The AI is surprisingly easily distracted from trivia questions about Star Wars as it settles into Chris’s computer and accesses every device in his home … at first helping him out with sports bets (pay attention to the score of the Leeds-Liverpool match) and reconfiguring his website to bring in more customers … then seemingly glitching with a prediction that he’ll be dead before the session is finished … then telling him things he really doesn’t want to know, flinging back at him the test he was supposed to be giving her/it, requiring him to distinguish true from false and even to demonstrate to her that he’s real.

Scripted by Jonathan Benecke and P.T. Hylton, who play two of the other testers, and directed by Rob Alicea, Serena is the kind of thing which tends annoyingly to get listed as a Black Mirror type of thing as if near-future tech-social satire were only invented in 2011 – it has plenty of other precedents in A.D.A.M., S1m0ne and Unfriended and holds up well against them, using the desktop format deftly without too much contrivance and working up a lot of suspense even as we’re basically watching pop-ups and incoming emails or video calls.  Strait, from The Expanse, and Matichak, from the recent Halloweens, carry the film – he has to run an emotional gamut while sitting down and typing while she has to impersonate an algorithm which projects an illusion of smugness …

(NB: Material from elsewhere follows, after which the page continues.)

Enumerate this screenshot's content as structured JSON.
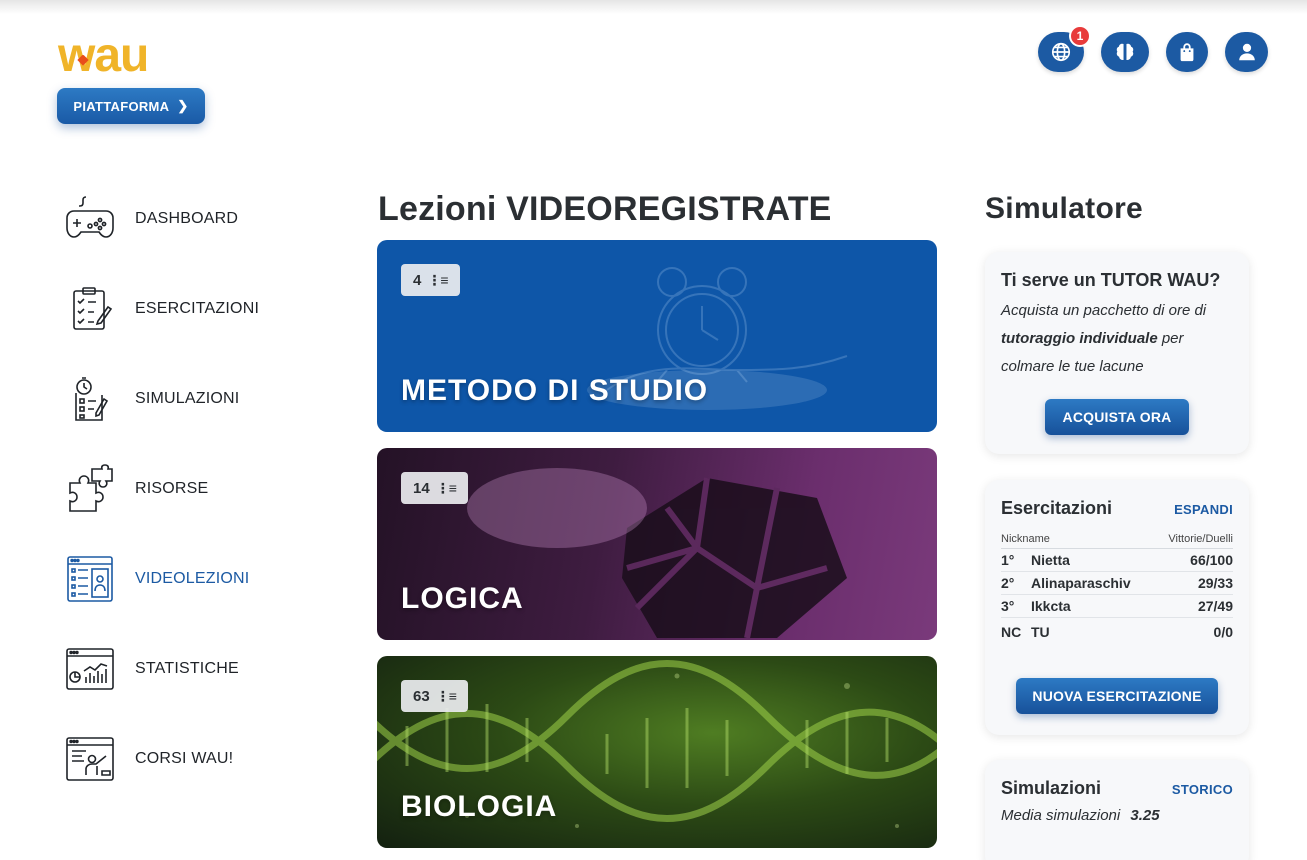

Like most desktop films, it demands attention – and rewards close viewing with those tiny tics where even the increasingly desperate Chris picks up on the algorithm’s tells.  Maria Gabriela Gonzalez, Ashleigh Murray and Nicole Gut are good as Chris’ idealised pregnant girlfriend, the chirrupy human running the test and the AI advocate CEO of Nucleeus Tech.  Know how far we are from the AIpocalypse?  I just input ‘Serena film 2026’ on a search engine and had to wade through pictures of Jennifer Lawrence and Serena Williams – plus a mermaid film called Sirena – to find this one.